THREE animal charities have won a legal dispute over an almost £500,000 estate left to them in a woman’s will.
The Supreme Court overturned an appeal which had awarded the woman’s daughter more than £160,000.
The charities said the ruling confirms people’s ‘right to choose’ who inherits. Mother-of-five Heather Ilott (pictured) was ‘naturally very disappointed,’ her lawyer said.
Only child Mrs Ilott, of Great Munden, Hertfordshire, had been estranged from her mother, Melita Jackson, since 1978 when she left home aged 17 to live with her boyfriend, Nicholas Ilott, whom she later married.

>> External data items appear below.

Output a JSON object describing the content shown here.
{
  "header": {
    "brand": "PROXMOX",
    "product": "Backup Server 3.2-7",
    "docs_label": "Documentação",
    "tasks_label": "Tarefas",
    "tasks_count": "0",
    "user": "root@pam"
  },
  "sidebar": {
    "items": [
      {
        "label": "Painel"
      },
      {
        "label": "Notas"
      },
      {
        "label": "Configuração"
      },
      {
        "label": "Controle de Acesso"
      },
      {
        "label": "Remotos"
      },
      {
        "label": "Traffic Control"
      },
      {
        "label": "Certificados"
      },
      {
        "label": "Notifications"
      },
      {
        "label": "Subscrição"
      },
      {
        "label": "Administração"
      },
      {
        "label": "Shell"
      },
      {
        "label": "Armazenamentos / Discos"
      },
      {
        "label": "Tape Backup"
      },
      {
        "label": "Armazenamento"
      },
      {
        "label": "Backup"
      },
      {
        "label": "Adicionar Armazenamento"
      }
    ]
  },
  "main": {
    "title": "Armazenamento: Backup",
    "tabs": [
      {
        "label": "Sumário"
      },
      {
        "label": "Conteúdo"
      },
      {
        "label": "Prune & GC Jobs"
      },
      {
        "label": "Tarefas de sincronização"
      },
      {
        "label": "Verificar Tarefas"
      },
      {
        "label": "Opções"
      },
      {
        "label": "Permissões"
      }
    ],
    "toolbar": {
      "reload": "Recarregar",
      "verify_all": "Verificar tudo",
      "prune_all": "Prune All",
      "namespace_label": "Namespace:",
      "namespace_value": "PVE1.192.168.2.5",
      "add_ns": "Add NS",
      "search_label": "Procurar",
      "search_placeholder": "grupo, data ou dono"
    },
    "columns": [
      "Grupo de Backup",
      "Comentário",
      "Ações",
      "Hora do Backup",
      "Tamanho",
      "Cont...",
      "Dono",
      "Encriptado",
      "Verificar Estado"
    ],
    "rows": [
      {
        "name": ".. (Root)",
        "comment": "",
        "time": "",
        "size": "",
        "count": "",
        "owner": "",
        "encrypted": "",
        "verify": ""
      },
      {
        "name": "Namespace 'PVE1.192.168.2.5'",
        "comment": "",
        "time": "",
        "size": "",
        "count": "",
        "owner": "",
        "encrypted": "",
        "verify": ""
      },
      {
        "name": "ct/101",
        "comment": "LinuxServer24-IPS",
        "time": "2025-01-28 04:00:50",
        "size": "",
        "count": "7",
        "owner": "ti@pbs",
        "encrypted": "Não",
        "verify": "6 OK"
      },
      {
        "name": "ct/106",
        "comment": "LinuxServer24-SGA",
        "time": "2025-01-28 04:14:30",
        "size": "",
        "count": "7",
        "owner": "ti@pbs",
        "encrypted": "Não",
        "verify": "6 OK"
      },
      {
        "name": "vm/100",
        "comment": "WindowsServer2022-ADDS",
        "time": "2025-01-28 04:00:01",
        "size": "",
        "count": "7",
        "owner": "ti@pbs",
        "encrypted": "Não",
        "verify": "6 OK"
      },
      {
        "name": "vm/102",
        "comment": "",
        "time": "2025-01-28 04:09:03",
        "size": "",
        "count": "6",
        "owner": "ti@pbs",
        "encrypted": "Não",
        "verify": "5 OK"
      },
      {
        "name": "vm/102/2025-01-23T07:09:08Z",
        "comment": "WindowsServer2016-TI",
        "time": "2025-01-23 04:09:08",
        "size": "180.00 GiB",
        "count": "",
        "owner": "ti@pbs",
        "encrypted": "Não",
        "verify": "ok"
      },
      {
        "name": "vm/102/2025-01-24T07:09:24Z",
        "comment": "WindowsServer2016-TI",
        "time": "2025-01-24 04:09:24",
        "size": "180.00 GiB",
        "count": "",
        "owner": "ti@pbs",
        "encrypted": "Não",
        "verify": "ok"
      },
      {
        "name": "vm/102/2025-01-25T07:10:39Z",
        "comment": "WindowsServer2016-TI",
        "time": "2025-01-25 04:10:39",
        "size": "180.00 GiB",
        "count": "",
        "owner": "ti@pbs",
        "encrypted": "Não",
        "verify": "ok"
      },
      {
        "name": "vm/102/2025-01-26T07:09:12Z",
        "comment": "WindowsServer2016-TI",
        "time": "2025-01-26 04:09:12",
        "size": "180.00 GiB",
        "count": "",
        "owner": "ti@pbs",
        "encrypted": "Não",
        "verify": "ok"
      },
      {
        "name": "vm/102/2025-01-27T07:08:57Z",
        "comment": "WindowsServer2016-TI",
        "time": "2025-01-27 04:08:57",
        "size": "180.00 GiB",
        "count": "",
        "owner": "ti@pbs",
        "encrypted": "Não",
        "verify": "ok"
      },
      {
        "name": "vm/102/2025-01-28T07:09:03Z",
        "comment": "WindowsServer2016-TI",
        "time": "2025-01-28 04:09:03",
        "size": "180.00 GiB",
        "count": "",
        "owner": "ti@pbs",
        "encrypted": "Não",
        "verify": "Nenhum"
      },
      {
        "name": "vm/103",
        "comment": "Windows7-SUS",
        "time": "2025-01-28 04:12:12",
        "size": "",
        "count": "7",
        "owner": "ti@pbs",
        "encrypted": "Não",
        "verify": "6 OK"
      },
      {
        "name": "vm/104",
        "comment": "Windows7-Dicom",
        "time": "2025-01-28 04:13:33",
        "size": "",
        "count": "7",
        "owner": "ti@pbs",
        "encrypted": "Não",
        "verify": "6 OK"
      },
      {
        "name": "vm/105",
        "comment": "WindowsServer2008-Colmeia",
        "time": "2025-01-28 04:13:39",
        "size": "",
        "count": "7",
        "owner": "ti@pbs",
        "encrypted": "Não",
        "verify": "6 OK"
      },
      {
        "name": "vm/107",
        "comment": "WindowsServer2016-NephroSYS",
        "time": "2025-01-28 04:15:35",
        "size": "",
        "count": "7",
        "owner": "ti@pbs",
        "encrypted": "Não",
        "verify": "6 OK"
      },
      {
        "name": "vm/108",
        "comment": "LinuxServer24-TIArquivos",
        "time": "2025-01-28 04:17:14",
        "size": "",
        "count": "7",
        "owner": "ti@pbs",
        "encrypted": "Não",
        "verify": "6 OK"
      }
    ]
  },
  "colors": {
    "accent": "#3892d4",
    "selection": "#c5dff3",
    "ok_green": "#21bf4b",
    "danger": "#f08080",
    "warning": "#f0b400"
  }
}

When Mrs Jackson died, aged 70, in 2004 she left the bulk of her £486,000 estate to charity with instructions to defend any attempt by her daughter to contest the will.
A district judge ruled in 2007 that Mrs Ilott was entitled to £50,000 ‘for reasonable financial provision’. But the Appeal Court later increased this to more than £160,000.
Yesterday’s judgment said the original £50,000 award should be ‘restored’.
The ruling was a victory for Blue Cross, the Royal Society for the Protection of Birds and the Royal Society for the Prevention of Cruelty to Animals. ‘We are pleased that the Supreme Court has given welcome reassurance that the wishes recorded in a person’s will must be respected,’ they said. ‘This judgment will allow us to continue to honour the wishes of individuals who choose to remember charities in their will.’
The charities said they brought the appeal ‘on principle’ and had already reached an undisclosed agreement with Mrs Ilott.